La
chiamano Scilla.
La
chiamano Scilla, Scilla dalle gambe di cagna, Scilla dalle fauci
sbavanti,
Scilla dal nido tra le rocce, Scilla che divora i marinai.
C’è stato un tempo
in cui aveva lunghi capelli biondi, un portamento grazioso, una luce da dea dietro i bei lineamenti.
C’è
stato un tempo, ora non c’è più.
La sua
bellezza di ninfa è stata spodestata dal tempo e
dall’infiacchirsi dei miti, e
puzza di carogna, il
verde dei suoi
occhi si è tramutato in una pozza di acqua torbida, la pelle
eburnea è argilla,
i bei capelli ciuffi di alghe, le labbra si sgretolano in sabbia nel
parlare.
La
chiamano Scilla-che-non-è.
Perché
Scilla significa «strappare» e
«dilaniare». Per calunniarla, perché
credono non
possa più nuocere, credono la sua potenza esaurita per
sempre, il suo corpo
disciolto.
Che
parlino ancora, che parlino pure!
Cosa
diranno, quando gonfierà le acque e le farà
attorcere e mulinare su se stesse,
trascinando con sé rami e cristiani; le loro facce
sbiadiranno, all’ombra delle
grandi onde marroni di fango, con le loro creste di spuma biancastra;
grideranno, quando la forza delle sue braccia aprirà brecce
negli argini e
finalmente sarà sazia di terra, fresca, corposa terra da
masticare, celata
dalla notte come dal più impenetrabile mantello.
Si
scaglierà contro i fari puntati contro la sua faccia,
ché non può essere
guardata da occhi profani, così li affogherà
tutti e mangerà, soprattutto, dopo
anni di digiuno forzato!
La
chiamano Scilla e non la temono?
Che
stupidi! Lei è la più grande tra le ninfe, di
tutte le sue sorelle è l’unica
sopravissuta. Seppur a malincuore ha ceduto la sua bellezza in cambio
della
vita, ma non fanno così tutti, no? Rinunciano, per avere
qualcosa di diverso.
Ha tanta
fame che potrebbe campare di quello, per secoli.
Solo del
desiderio di affondare i denti; non è dissimile da un
predatore.
Dopo
aver raccontato tutto, in tono lamentoso, si sente come un vecchio
leone che si
lecca le ferite.
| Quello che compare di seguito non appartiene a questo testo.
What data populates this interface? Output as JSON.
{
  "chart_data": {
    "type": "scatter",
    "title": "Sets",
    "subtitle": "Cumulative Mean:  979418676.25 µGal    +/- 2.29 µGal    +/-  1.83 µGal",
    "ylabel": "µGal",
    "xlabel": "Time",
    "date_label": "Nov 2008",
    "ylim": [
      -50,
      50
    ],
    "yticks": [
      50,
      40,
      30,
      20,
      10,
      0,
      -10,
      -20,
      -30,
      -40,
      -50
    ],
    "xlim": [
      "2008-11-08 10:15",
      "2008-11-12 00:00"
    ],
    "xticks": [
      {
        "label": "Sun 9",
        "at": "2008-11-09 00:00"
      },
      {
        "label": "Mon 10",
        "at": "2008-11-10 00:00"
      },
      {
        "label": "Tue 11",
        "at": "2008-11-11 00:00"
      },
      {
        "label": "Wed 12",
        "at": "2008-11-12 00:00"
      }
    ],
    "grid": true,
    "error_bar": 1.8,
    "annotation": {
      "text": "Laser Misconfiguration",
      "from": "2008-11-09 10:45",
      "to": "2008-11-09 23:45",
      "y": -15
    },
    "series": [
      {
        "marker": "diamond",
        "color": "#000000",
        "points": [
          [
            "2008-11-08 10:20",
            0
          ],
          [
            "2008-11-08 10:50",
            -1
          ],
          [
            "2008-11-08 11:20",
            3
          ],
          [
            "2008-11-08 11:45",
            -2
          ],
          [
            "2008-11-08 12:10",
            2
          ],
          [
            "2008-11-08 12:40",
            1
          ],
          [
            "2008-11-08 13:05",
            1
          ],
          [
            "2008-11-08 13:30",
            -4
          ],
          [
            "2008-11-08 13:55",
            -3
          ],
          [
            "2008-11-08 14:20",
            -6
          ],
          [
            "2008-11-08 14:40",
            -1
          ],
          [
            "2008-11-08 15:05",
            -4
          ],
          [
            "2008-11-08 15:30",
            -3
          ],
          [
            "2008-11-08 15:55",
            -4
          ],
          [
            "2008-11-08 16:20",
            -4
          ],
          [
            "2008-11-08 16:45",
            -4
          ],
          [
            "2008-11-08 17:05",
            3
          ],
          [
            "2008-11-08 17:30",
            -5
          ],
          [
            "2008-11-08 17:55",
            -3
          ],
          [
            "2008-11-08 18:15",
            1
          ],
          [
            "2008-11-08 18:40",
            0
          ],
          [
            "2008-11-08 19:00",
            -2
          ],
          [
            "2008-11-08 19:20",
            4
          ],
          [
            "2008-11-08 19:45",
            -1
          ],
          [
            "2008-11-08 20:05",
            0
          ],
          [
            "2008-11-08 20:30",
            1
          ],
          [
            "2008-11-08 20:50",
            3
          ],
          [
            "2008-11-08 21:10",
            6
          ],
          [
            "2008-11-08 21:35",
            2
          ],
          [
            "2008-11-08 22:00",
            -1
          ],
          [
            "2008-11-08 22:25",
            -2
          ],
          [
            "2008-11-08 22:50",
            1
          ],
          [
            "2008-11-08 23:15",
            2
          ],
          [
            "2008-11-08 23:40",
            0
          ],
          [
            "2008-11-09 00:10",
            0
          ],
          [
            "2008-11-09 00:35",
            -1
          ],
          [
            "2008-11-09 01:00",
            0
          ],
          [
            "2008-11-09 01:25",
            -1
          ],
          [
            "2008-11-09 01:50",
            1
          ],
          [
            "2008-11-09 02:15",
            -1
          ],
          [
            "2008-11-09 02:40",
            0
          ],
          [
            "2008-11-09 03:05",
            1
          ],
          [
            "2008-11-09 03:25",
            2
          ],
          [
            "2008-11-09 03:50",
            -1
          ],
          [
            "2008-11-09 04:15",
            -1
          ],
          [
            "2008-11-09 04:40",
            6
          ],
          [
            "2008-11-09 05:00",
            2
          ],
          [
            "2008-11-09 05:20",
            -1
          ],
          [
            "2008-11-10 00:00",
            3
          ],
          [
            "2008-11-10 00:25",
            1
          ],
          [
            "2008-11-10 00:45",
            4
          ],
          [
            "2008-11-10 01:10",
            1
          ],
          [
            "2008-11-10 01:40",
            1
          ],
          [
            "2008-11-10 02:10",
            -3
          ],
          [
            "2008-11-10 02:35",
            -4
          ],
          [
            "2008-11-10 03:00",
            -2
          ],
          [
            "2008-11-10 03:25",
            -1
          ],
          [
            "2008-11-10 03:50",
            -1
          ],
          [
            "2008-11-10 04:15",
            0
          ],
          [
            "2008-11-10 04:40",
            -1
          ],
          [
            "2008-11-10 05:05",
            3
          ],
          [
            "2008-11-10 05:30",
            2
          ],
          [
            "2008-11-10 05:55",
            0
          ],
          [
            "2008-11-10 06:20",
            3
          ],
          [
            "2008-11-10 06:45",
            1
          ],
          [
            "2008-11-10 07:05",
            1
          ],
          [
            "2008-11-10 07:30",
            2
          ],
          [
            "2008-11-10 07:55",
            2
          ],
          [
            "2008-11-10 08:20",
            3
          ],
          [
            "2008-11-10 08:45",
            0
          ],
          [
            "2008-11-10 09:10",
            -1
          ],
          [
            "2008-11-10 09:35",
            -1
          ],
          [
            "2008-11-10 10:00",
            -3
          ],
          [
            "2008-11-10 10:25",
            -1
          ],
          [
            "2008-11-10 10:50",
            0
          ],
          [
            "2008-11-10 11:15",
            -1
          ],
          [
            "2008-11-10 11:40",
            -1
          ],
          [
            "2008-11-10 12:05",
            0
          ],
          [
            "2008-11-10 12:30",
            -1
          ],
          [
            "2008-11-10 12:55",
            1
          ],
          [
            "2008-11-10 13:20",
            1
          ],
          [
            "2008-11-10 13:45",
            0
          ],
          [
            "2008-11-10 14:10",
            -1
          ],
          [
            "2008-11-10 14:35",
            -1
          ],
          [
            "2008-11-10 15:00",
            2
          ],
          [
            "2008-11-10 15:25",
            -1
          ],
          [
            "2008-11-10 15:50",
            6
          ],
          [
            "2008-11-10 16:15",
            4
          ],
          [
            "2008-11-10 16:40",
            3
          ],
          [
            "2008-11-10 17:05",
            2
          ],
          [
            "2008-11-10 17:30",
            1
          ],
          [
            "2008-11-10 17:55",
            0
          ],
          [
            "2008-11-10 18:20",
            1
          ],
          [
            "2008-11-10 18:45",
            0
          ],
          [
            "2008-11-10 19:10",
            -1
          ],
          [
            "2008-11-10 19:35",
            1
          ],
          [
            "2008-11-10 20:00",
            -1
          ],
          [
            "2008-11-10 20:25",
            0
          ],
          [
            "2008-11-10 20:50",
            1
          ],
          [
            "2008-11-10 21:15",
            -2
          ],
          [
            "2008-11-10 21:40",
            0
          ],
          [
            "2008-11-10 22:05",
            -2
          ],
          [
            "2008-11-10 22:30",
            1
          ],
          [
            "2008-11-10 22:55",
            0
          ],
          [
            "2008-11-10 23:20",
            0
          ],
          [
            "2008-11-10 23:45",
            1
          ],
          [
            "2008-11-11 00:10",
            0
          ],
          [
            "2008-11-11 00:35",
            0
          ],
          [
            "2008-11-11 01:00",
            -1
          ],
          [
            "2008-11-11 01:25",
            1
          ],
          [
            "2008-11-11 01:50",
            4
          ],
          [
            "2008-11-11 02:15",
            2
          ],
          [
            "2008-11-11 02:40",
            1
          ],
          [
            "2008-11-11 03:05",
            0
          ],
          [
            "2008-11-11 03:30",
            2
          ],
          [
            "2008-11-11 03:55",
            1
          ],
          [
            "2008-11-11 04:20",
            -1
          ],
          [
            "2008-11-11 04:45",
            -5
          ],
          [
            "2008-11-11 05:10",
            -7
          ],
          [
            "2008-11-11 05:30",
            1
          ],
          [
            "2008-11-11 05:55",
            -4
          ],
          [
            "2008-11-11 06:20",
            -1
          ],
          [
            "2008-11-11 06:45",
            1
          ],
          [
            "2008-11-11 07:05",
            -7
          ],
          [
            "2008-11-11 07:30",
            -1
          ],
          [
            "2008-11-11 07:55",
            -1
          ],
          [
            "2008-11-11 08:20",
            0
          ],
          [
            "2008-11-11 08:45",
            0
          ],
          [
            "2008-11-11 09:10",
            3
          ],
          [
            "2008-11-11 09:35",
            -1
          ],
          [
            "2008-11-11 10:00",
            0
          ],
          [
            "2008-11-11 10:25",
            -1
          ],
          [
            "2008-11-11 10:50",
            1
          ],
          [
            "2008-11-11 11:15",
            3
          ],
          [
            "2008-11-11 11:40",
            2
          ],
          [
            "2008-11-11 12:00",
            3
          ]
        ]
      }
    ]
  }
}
Accanto a lei e in procinto di rotolare giù
per il pendio,
Astride sospira.
Senza
cercare il suo volto nella notte, le svela con voce piatta che lei non
è certo
così ingenua da chiamarla Scilla-che-non-è per
sottovalutarla, anzi! La istiga
con quel nomignolo proprio perché si scateni così
che lei possa sfruttare la
sua bieca rabbia, ma la teme più di quanto non
l’abbia temuta Cordelia. Scilla
si dice lusingata, sorriso feroce.
Astride
le chiede di poterle dedicare qualche verso.
La
costei voce
Altro non par che un guaiolar perenne
Di lattante cagnuol: ma Scilla è atroce
Mostro, e sino a un dio, che a lei si fesse,
Non mirerebbe in lei senza ribrezzo
(Odissea,
canto XII)
Un
battito di mani, uno scroscio di risa.